BRACE yourselves for some devastating news: James Pond, Bubble-0-7, is missing presumed dead.

As explained in my last column, James was one of the nine goldfish in our new garden pond and he was given his star-studded name after an appeal on Facebook. But, a fortnight down the line, all the evidence points to him having been silently eliminated by a mysterious enemy. Taken, not heard.

There’s been no sign of him for more than a week so there’s no chance that he might be hiding behind a rock or a plant. No, he’s definitely been fishnapped.

An investigation has been launched but, at this stage, we don’t know the identity of the villain who was licensed to kill. The Goldfinger of suspicion is pointing at a whopping great heron who’s been caught red-handed, taking much bigger fish from a pond round the corner.

That said, it might also be the brazen ginger cat who keeps sneaking into our garden, killing birds, and dumping their sad little bodies on the grass. And we’ve also considered the possibility that it might be the big fat rat, spotted scurrying backwards and forwards from the foliage behind the pond. We’ve never seen a rat in the garden before, but measures have been taken to ensure he won’t be around for long.

Whoever is responsible for this truly heinous crime, the bottom line is that we only have eight fish left. We’ve counted them at feeding time, when they behave like ravenous little sharks, and there can be no hiding from the truth. James Pond – the brightest orange of them all – has gone to 0-0-heaven.

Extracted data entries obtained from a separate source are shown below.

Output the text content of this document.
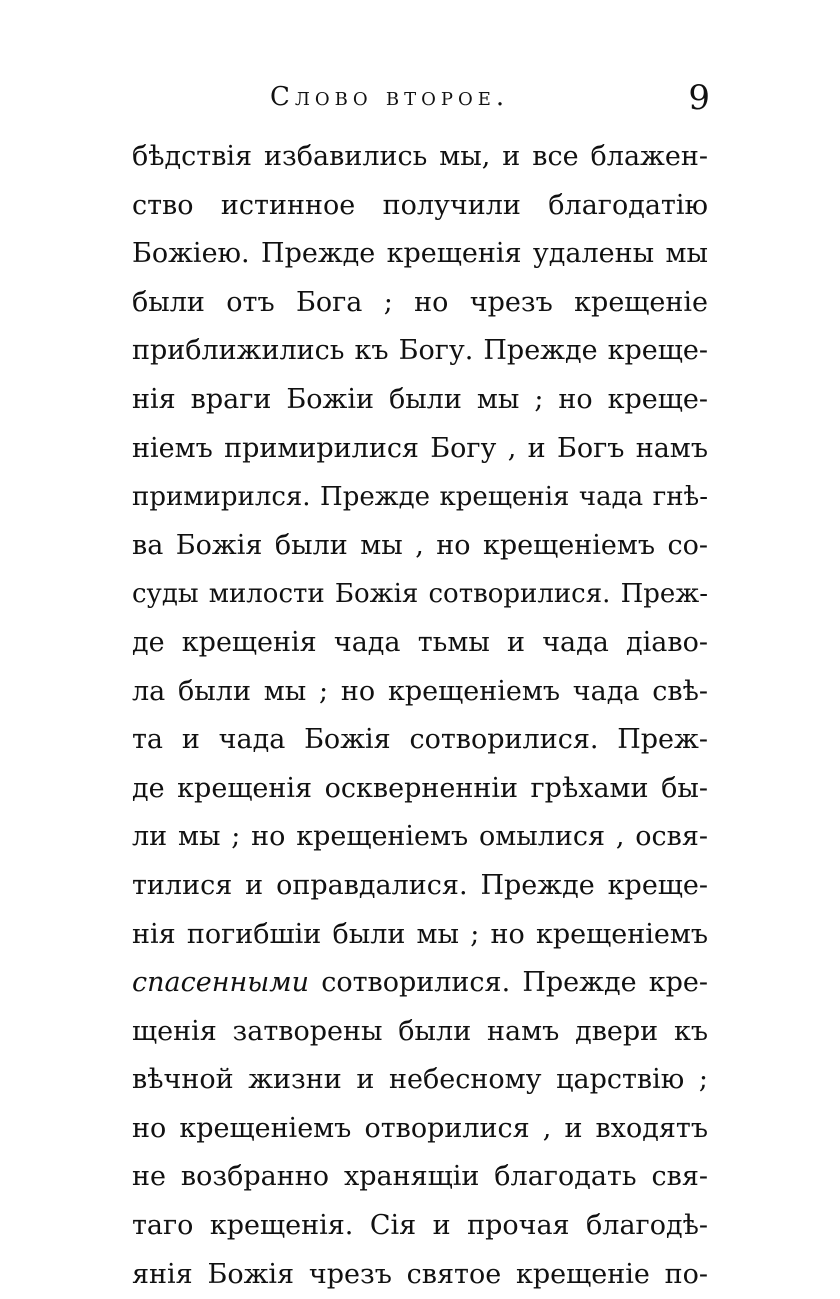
Слово второе.	9
бѣдствія избавились мы, и все блажен-
ство истинное получили благодатію
Божіею. Прежде крещенія удалены мы
были отъ Бога ; но чрезъ крещеніе
приближились къ Богу. Прежде креще-
нія враги Божіи были мы ; но креще-
ніемъ примирилися Богу , и Богъ намъ
примирился. Прежде крещенія чада гнѣ-
ва Божія были мы , но крещеніемъ со-
суды милости Божія сотворилися. Преж-
де крещенія чада тьмы и чада діаво-
ла были мы ; но крещеніемъ чада свѣ-
та и чада Божія сотворилися. Преж-
де крещенія оскверненніи грѣхами бы-
ли мы ; но крещеніемъ омылися , освя-
тилися и оправдалися. Прежде креще-
нія погибшіи были мы ; но крещеніемъ
спасенными сотворилися. Прежде кре-
щенія затворены были намъ двери къ
вѣчной жизни и небесному царствію ;
но крещеніемъ отворилися , и входятъ
не возбранно хранящіи благодать свя-
таго крещенія. Сія и прочая благодѣ-
янія Божія чрезъ святое крещеніе по-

We have to console ourselves in the knowledge that it is simply the way of the wild and while God takes with one hand, he gives with the other. In the same week that James Pond vanished, a little frog appeared, peeping out from behind the water lilies before taking the plunge under the waterfall with his new friends, the eight remaining fish. It has to be said, they all appear to be getting along swimmingly.

He needed a good name so, naturally, I made another appeal on Facebook and the response was just as enthusiastic. Hop-rah Winfrey had its merits and I was tempted by Tom Scaly, in recognition of his impeccable diving technique.

In the end, however, a James Bond theme again rose to the surface. Jenny Peat, of Boldron, is to be commended for weighing in with Spawn Connery. But Saul Kennedy, of Newton Aycliffe – the man responsible for naming the ill-fated James Pond – again took the naming rights with “Froger Moore”.

So soon after his passing, it seems an appropriate tribute to the suave actor regarded as one of the greatest James Bonds. Take a bow, Mr Kennedy. You are indeed The Man With The Golden Pun.

The things they say

ISN’T it funny how things stick from when kids are small?

Antonia Brindle, of Whitley Bay, got in touch to say that whenever pets die, her six-year-old nephew Toby would always say: “They’ve gone to Kevin.”

“It’s now become a family saying,” said Antonia.

MEANWHILE, Steve Rose, of Darlington, called to tell me about his colleague, James, who’s three-year-old son, Sam, was very upset about an earthquake in Pakistan. When his mum and dad wanted to get rid of his cot and dummies, they told Sam they were being sent to help the people in Pakistan.

Unfortunately, Sam saw the cot being carried up to the loft. Ever since, he’s been convinced that the way to get to Pakistan is through the loft.

FINALLY, thank you to Keith Cummings, of Newton Aycliffe, who recalled the time he was on a drive with his grandson. The little boy was misbehaving so Keith used the age-old threat: “Are you going to be good, or do I turn round and take you back to your mother?”

There was silence so Keith demanded an answer: “You’d better tell me whether you’re going to be good or if we’re going back!”

There was a pause before the reply finally came: “Grandad, I’m thinking about it.”